Self-Supervised Transformers as Iterative Solution Improvers for Constraint Satisfaction
This addresses the challenge of accelerating CSP solutions for applications in scheduling and optimization, offering a more efficient alternative to supervised or reinforcement learning methods.
The paper tackles Constraint Satisfaction Problems (CSPs) by proposing ConsFormer, a self-supervised Transformer framework that iteratively refines solutions without requiring feasible labeled data or complex rewards, achieving results on Sudoku, Graph Coloring, Nurse Rostering, and MAXCUT, including handling out-of-distribution CSPs through additional iterations.

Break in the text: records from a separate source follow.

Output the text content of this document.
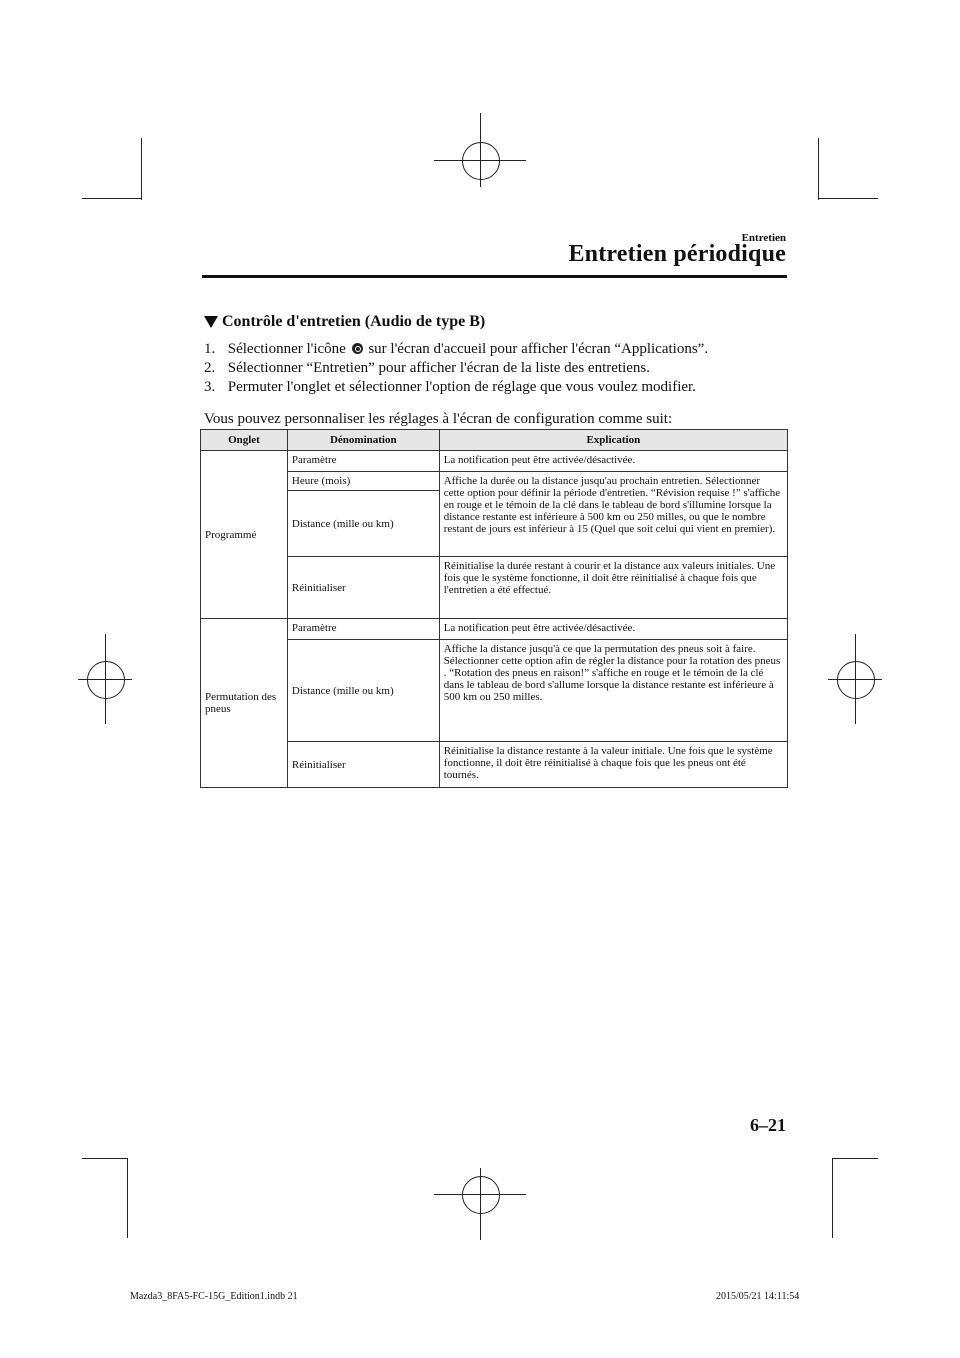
Entretien
Entretien périodique
Contrôle d'entretien (Audio de type B)
1. Sélectionner l'icône sur l'écran d'accueil pour afficher l'écran “Applications”.
2. Sélectionner “Entretien” pour afficher l'écran de la liste des entretiens.
3. Permuter l'onglet et sélectionner l'option de réglage que vous voulez modifier.
Vous pouvez personnaliser les réglages à l'écran de configuration comme suit:
Onglet	Dénomination	Explication
Programmé	Paramètre	La notification peut être activée/désactivée.
	Heure (mois)	Affiche la durée ou la distance jusqu'au prochain entretien. Sélectionner cette option pour définir la période d'entretien. “Révision requise !” s'affiche en rouge et le témoin de la clé dans le tableau de bord s'illumine lorsque la distance restante est inférieure à 500 km ou 250 milles, ou que le nombre restant de jours est inférieur à 15 (Quel que soit celui qui vient en premier).
	Distance (mille ou km)	
	Réinitialiser	Réinitialise la durée restant à courir et la distance aux valeurs initiales. Une fois que le système fonctionne, il doit être réinitialisé à chaque fois que l'entretien a été effectué.
Permutation des pneus	Paramètre	La notification peut être activée/désactivée.
	Distance (mille ou km)	Affiche la distance jusqu'à ce que la permutation des pneus soit à faire. Sélectionner cette option afin de régler la distance pour la rotation des pneus . “Rotation des pneus en raison!” s'affiche en rouge et le témoin de la clé dans le tableau de bord s'allume lorsque la distance restante est inférieure à 500 km ou 250 milles.
	Réinitialiser	Réinitialise la distance restante à la valeur initiale. Une fois que le système fonctionne, il doit être réinitialisé à chaque fois que les pneus ont été tournés.
6–21
Mazda3_8FA5-FC-15G_Edition1.indb 21	2015/05/21 14:11:54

We present a Transformer-based framework for Constraint Satisfaction Problems (CSPs). CSPs find use in many applications and thus accelerating their solution with machine learning is of wide interest. Most existing approaches rely on supervised learning from feasible solutions or reinforcement learning, paradigms that require either feasible solutions to these NP-Complete CSPs or large training budgets and a complex expert-designed reward signal. To address these challenges, we propose ConsFormer, a self-supervised framework that leverages a Transformer as a solution refiner. ConsFormer constructs a solution to a CSP iteratively in a process that mimics local search. Instead of using feasible solutions as labeled data, we devise differentiable approximations to the discrete constraints of a CSP to guide model training. Our model is trained to improve random assignments for a single step but is deployed iteratively at test time, circumventing the bottlenecks of supervised and reinforcement learning. Experiments on Sudoku, Graph Coloring, Nurse Rostering, and MAXCUT demonstrate that our method can tackle out-of-distribution CSPs simply through additional iterations.